Dinner on the sidewalk in Portsmouth is a people-watching extravaganza. The Leftist Marching Band just happened to be playing at a peace rally on the corner right next to Popovers. The band was a colorful mix of old and young hippies attired appropriately and adorned with some of the best body art this side of Seattle. We arrived just in time for the don’t-shop-at Walmart sing-along. Regardless of your feelings about Walmart or your political leanings, they were fantastic. Democracy in action is a beautiful thing. Dinner was mighty tasty, too.
After the band finished, who should appear from the dispersing crowd but Doris “Granny D.” Haddock! She wore her trademark feathered hat, and the only concession to her 98 years was a pair of escorts, one on either side. Lynne snapped a couple of great pictures, and we told Granny we were looking forward to her speech that evening.
We spent the rest of our time in Market Square talking about the literary world's designated next big thing, Brunonia Barry's first novel The Lace Reader (William Morrow, 2008). This originally self-published book ended up going for better than 2 million dollars at auction. At that price, it better be the literary world’s next big thing. Anyway, both Lynne and Kathy live in Salem, Massachusetts, where The Lace Reader is set. They said that the buzz surrounding this book is phenomenal. Salem, a huge tourist town, has even added a Lace Reader Tour to the tourist trolley schedule.
After dinner we headed to the South Church, passing Granny D. and her escorts on our way. (Not much of a feat, really. The woman is 98-years old, after all.) Granny D.'s speech was absolutely inspiring! There aren’t many folks left who remember first-hand women winning the right to vote. She was 10-years old at the time, and recounted how excited and proud her mother was at the prospect of casting her first vote. She made the crowd laugh when she told how her mother turned to her father and asked, “Who should I vote for?” She was quick to point out that was the one and only election for which she sought his advice.
Granny D. remembered trying to bring her father into the Democratic Party. He was a Lincoln Republican (as in personally remembers Lincoln!) and a hard sell. Can you imagine in the year 2008 being able to say that your father was a contemporary of Abraham Lincoln? It’s stunning, really.

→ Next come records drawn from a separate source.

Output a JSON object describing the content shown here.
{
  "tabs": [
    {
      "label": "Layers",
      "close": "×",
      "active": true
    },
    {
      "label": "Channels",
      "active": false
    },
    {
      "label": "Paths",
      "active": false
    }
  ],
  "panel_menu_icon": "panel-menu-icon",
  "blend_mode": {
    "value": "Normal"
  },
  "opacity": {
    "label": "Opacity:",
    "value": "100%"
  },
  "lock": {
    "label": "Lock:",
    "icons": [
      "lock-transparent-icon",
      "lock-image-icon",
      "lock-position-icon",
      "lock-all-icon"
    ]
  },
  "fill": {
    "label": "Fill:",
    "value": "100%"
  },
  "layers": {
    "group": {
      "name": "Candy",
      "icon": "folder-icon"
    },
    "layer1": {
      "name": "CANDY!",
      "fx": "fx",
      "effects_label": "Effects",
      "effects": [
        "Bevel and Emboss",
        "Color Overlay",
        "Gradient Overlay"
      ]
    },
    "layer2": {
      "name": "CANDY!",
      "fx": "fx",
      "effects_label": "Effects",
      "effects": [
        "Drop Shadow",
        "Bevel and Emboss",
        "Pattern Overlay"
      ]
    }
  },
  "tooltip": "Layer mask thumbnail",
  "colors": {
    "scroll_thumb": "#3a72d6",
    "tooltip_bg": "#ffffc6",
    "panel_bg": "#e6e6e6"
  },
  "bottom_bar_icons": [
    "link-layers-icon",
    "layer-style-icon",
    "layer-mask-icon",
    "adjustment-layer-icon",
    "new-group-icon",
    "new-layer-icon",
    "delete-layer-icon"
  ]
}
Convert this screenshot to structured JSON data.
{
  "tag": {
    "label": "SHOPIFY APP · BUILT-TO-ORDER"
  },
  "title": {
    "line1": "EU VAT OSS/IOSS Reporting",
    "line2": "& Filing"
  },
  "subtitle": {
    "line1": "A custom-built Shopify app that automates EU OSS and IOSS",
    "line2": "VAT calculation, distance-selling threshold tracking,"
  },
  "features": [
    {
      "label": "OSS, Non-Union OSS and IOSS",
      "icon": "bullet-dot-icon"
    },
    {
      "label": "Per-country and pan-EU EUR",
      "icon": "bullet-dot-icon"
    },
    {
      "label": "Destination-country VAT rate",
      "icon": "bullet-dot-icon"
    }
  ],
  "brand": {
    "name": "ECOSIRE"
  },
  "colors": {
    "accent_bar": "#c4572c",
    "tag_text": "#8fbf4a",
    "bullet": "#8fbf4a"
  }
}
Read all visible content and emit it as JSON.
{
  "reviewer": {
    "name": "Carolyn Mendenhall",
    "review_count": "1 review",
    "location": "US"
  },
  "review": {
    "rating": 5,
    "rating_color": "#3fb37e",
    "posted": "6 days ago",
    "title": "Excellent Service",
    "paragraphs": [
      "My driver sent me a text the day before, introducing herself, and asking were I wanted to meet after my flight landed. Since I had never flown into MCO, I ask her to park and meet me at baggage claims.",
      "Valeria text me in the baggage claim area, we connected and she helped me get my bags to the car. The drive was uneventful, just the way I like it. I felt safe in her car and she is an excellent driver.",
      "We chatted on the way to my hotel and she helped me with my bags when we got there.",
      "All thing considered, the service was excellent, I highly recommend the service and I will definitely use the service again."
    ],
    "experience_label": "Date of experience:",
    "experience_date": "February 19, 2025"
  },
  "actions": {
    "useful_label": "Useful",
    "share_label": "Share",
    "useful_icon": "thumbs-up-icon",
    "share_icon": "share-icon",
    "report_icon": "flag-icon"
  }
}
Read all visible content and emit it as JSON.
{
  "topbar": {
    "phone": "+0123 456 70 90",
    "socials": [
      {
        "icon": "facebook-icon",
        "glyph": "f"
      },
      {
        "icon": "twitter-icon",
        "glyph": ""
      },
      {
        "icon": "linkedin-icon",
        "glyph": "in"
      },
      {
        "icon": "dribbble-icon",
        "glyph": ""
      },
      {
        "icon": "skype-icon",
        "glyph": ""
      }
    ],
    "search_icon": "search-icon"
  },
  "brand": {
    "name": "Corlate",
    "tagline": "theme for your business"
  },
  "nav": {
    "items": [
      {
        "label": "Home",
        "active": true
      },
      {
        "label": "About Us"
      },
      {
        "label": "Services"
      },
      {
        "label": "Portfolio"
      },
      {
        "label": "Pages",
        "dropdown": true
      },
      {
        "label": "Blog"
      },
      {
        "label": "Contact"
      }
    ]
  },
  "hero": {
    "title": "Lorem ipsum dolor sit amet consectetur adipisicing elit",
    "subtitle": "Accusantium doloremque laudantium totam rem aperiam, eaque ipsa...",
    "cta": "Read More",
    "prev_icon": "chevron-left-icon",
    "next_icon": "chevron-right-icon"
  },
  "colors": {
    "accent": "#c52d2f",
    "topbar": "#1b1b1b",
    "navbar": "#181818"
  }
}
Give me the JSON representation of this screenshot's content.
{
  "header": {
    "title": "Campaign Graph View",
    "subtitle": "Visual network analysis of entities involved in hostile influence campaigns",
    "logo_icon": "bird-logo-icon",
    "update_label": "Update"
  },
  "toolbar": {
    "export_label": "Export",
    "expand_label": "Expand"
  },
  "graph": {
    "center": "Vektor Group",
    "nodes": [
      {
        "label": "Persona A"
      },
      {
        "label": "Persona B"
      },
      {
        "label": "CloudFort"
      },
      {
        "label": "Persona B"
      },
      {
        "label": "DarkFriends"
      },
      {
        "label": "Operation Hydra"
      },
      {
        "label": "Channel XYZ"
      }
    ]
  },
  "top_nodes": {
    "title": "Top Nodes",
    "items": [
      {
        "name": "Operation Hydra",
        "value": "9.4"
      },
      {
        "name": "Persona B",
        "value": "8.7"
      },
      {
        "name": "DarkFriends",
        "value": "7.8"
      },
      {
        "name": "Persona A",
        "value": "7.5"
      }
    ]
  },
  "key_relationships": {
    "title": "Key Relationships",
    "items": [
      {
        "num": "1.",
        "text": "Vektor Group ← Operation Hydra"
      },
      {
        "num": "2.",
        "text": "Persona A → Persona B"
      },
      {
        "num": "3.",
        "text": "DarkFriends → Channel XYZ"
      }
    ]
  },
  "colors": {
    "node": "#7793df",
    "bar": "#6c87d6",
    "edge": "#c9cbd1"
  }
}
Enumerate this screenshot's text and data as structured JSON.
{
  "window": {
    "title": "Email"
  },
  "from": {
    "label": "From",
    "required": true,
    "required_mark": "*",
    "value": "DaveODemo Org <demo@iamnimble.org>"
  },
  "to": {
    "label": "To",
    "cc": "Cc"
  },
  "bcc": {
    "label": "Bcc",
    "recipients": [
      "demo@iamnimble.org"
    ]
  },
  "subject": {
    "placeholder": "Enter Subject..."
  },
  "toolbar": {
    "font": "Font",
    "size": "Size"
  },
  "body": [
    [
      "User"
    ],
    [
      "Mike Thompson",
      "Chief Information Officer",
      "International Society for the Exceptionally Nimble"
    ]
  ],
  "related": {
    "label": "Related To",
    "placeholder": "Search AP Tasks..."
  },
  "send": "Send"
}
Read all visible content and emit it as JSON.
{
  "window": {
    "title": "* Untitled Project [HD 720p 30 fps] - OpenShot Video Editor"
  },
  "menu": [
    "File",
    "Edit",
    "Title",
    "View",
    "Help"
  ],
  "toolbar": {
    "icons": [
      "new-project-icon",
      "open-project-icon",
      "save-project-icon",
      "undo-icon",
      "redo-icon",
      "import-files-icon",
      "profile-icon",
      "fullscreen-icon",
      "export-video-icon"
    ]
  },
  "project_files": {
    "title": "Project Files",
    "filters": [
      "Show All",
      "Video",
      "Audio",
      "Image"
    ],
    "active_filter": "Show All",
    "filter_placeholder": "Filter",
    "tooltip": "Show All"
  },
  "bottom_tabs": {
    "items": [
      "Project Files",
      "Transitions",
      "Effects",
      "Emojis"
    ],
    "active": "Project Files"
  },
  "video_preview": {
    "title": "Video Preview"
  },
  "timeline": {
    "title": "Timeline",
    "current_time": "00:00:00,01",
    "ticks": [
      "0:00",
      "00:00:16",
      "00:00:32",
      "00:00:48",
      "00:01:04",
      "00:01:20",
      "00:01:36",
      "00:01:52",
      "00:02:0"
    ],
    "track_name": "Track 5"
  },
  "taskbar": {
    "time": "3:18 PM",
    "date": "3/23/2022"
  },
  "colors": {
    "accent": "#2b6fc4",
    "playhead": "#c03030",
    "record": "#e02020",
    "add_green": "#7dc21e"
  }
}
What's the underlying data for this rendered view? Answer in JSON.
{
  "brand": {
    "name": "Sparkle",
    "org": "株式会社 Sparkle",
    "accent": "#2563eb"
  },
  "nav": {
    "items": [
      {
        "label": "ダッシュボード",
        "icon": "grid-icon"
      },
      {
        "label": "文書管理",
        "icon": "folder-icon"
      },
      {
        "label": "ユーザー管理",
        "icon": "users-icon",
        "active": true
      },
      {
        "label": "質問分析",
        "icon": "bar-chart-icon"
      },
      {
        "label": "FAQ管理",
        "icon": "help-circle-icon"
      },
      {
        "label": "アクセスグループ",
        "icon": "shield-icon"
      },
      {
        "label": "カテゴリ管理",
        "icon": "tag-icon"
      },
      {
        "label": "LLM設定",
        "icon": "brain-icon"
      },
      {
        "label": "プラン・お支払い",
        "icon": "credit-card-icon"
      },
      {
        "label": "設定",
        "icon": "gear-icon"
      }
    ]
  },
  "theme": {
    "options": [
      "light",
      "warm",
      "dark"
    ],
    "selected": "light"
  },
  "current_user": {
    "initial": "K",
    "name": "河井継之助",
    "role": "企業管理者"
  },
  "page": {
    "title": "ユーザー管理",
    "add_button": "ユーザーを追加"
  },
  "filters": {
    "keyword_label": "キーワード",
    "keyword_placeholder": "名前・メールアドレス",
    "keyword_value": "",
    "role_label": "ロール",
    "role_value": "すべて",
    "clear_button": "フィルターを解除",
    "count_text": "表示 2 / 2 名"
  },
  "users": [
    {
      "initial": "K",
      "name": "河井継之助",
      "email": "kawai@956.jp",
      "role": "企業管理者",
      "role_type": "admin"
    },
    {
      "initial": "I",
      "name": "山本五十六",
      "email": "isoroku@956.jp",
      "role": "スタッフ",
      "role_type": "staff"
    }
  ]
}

We presented Doris with a copy of WOG, and ended up creating a little WOG buzz within the crowd. We are finding that once people learn about WOG, they always want to hear more.
Oh, and guess who else was spotted on State Street yesterday. Jeanne Shaheen, another of our WOG subjects! Diane saw the Governor and her husband strolling past Re-Enhabit shortly before Mur and I arrived.
It was a veritable WOG festival in Portsmouth yesterday!